Традиционные формы русской жизни приходили в упадок, не было прежнего благоговения, и пытливые интеллигентные умы себе на беду искали новые формы, сосредотачивались на недостатках, темных сторонах национальной жизни и не ценили ее устойчивых светлых сторон. В отказе от православия и поиске некой новой религии и состояла интрига дореволюционной жизни писателя, и одно лишь его признание, что «пониманию религии русского народа» он учился у Мережковского и Гиппиус, [186]много чего стоит и объясняет. Сильнее всего эта тяга к декадентству сказалась в третьей из пришвинских книг «У стен града невидимого», целиком посвященной поискам иной, лучшей веры, желанию постичь сектантскую Русь, собирающуюся возле ушедшего под воду светлого града Китежа.

А пока путь его лежал на полночь. Из Повенца, где для всех мир заканчивался, а для Пришвина только начинался, писатель отправился к Масельгскому хребту, через который проходит водораздел между Балтийским и Белым морями.
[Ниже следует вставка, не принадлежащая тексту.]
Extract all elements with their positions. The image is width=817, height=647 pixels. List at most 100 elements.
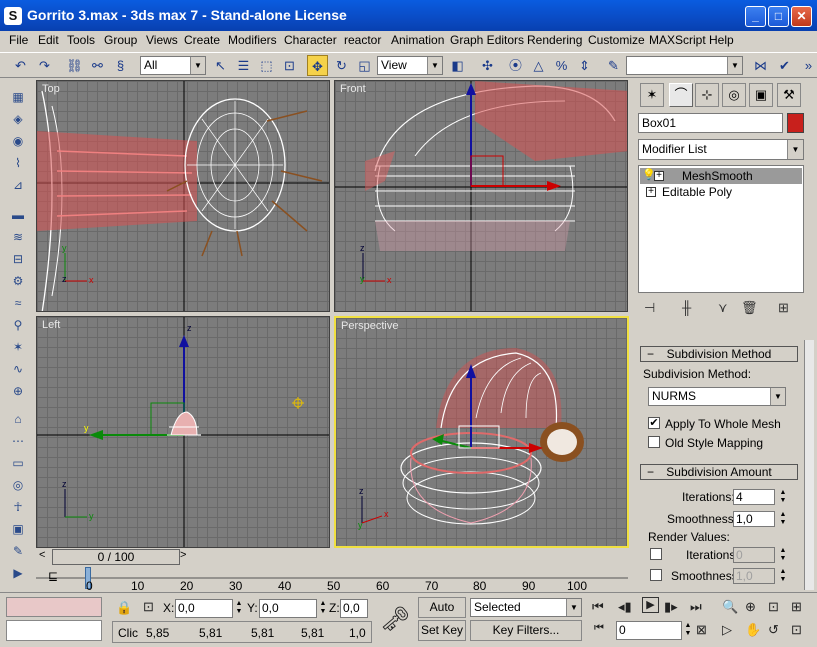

Так же часто, как Пришвину на его пути озера, читателю встречаются в тексте географические описания, очень точные, емкие, недаром через несколько лет после опубликования книги Пришвин будет принят в Географическое общество, а советский географ, младший современник писателя, профессор Ю. Саушкин признается, что он и его коллеги называли Пришвина «писателем-географом» – «главным образом потому, что он необычайно тонко и верно понимает, чувствует и изображает географию нашей страны». [187]

И действительно, пришвинские читатели – не гуманитарии, не филологи, не эстеты, а весьма далекие от экскурсов в сектоведение и размышлений о русской интеллигенции Серебряного века люди, ценившие в Пришвине глубочайшее знание и чувство природы, и именно к ним он вернется через много лет своих литературных похождений в стане засмысленных интеллигентов и на них сделает свою писательскую ставку («Сколько под моим влиянием выросло в нашей стране отличных молодых людей: капитанов, исследователей, путешественников, геологов, охотников» [188]).

Озера, реки, острова, водопады, скалы, салмы, сельги, луды, корги – он внимателен к подробностям пейзажа, местным словечкам, которые выделяет курсивом и объясняет, к названиям ветров и с удовольствиям их перечисляет – шалонник, летний, сток, побережник, обедник, торок, жаровой.

Автор чувствует себя очень свободным в этом повествовании и ничего не стесняется – книга как бы пишет сама себя – верный признак всякого истинно талантливого произведения (впоследствии схожими словами Пришвин охарактеризует и свою работу над «Кащеевой цепью»: «Роман пишется с пугающей легкостью, как будто спихнул в оттепель ком снега и он бежит вниз, наворачиваясь сам на себя» [189]), Пришвин только кое-где подправляет ее течение, в ней совершенно нет сделанности, вымученности, искусственности и уж тем более журнализма – при очевидной заданности темы Пришвин выступает как художник.

Когда ему требуется, он вставляет в текст довольно длинные цитаты современных ученых (Е. Барсова), приводит народные стихи, описывает свадебные и похоронные обряды, много времени уделяет рыболовецкому промыслу, вешнему, осеннему и зимнему, бурлачеству, рубке леса и лесосплаву, листоброснице (неведомой жителям средней полосы поре, напоминающей сенокос, с той лишь разницей, что женщины собирают березовые листья и зимой кормят ими коров), пахоте, упоминает вскользь строительство Онежско-Беломорского канала – все это зерна будущих пришвинских книг.